Именно в почве пашни микробные сообщества испытывают недостаток питательных веществ, которые в неудобряемые почвы поступают только с пожнивными остатками. В почве молодой залежи в слое 0–5 см происходит довольно резкий рост qCO2 до 0.95 ± 0.05 мг СО2-С/г Сmic/сут, что связано с увеличением поступления растительного опада, причем биохимически гораздо более разнообразного, нежели в экосистеме пашни. Вместе с тем увеличивается варьирование метаболического коэффициента, что, по-видимому, говорит об увеличении разнообразия экологических ниш при постепенном восстановлении растительности и переходе луговой экосистемы в древесную. Следующий пик qCO2 наблюдается в почве 45-летнего леса (1.15 ± 0.01 мг СО2-С/(г Сmic сут), что совпадает с возрастанием поступления мелколиственного опада и формированием сплошного горизонта лесной подстилки.

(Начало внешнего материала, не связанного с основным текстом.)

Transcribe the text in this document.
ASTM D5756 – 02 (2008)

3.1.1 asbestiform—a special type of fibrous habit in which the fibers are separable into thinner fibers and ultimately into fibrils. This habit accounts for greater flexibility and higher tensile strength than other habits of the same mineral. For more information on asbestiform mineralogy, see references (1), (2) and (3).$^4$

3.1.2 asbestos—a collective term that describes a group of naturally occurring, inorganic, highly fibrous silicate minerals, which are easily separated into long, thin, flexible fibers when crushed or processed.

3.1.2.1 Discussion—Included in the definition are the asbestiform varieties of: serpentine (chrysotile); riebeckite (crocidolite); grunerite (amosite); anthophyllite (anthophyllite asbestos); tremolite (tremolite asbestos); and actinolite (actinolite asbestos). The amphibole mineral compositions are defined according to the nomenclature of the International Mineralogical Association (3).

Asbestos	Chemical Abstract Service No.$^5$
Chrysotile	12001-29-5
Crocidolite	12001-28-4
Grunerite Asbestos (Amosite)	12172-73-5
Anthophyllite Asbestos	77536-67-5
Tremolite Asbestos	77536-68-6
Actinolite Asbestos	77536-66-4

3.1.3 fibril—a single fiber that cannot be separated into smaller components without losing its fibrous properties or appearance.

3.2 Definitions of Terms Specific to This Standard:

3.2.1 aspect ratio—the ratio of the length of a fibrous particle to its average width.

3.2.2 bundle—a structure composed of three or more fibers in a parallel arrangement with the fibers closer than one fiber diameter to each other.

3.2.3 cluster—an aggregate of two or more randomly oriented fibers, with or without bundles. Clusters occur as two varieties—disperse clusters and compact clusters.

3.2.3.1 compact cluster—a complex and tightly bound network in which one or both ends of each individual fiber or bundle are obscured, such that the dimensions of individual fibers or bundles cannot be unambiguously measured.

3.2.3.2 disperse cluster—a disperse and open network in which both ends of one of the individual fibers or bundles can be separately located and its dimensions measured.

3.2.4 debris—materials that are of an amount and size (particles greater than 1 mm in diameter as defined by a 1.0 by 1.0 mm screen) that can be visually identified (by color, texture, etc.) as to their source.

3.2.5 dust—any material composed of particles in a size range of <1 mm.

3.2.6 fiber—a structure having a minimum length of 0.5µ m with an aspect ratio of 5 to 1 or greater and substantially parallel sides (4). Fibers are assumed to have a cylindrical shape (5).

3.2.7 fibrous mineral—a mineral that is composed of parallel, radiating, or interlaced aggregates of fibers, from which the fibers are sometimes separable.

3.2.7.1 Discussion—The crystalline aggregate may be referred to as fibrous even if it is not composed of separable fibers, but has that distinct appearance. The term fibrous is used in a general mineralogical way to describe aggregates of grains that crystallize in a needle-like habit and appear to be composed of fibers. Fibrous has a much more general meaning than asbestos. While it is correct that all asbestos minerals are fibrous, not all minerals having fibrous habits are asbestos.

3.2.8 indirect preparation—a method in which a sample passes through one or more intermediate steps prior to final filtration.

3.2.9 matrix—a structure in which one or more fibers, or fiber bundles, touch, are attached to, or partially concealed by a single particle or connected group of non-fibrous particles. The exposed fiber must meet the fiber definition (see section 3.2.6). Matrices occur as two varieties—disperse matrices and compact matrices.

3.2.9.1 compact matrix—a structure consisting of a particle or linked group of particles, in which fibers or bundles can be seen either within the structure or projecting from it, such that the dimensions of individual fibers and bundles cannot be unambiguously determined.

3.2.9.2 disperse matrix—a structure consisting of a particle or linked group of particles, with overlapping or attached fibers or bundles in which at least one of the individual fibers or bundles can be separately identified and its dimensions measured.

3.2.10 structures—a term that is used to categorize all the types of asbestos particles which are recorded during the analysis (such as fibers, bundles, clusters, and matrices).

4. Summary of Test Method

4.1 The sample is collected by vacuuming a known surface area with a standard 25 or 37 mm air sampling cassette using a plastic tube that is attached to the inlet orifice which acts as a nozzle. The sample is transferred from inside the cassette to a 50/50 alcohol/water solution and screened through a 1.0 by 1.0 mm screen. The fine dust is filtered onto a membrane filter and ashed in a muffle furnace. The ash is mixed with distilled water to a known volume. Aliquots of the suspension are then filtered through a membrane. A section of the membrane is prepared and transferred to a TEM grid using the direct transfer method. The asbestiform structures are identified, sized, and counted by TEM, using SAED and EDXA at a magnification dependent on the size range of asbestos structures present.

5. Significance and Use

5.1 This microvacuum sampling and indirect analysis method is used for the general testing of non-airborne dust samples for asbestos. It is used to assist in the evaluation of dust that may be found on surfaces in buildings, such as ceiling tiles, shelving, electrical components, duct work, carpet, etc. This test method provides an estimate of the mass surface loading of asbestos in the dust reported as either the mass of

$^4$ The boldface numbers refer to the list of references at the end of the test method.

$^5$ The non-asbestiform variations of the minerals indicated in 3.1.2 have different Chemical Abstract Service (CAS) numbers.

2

Постагрогенная динамика величины qCO2 в слое 5–10 см более сглажена, а сами значения метаболического коэффициента существенно ниже, чем в слое 0–5 см.

В отношении коэффициента BR/SOC, являющегося характеристикой доступности ОВ разложению [55], наблюдается похожий тренд, что говорит об уменьшении стабильности органического вещества при прекращении распашки и начале восстановления растительности, а также при формировании оранопрофиля лесного типа, о чем свидетельствуют пики BR/SOC на второй и четвертой стадиях, составляющие 1.18 ± 0.08 и 1.56 ± 0.05 мг С/(г Сорг сут) соответственно. Похожие в целом данные были получены ранее для хроноряда постагрогенных серых лесных почв [56, 58].

Доля Cmic в составе SOC изменяется от 0.6 до 2.2% в слое 0–5 см и 0.6 до 1.3% – в слое 5–10 см, принимая минимальные значения в почве старовозрастного леса, а максимальные – в почве 45-летней залежи, покрытой лесной растительностью. Постагрогенная динамика этого показателя в целом повторяет динамику двух других отношений, рассмотренных выше.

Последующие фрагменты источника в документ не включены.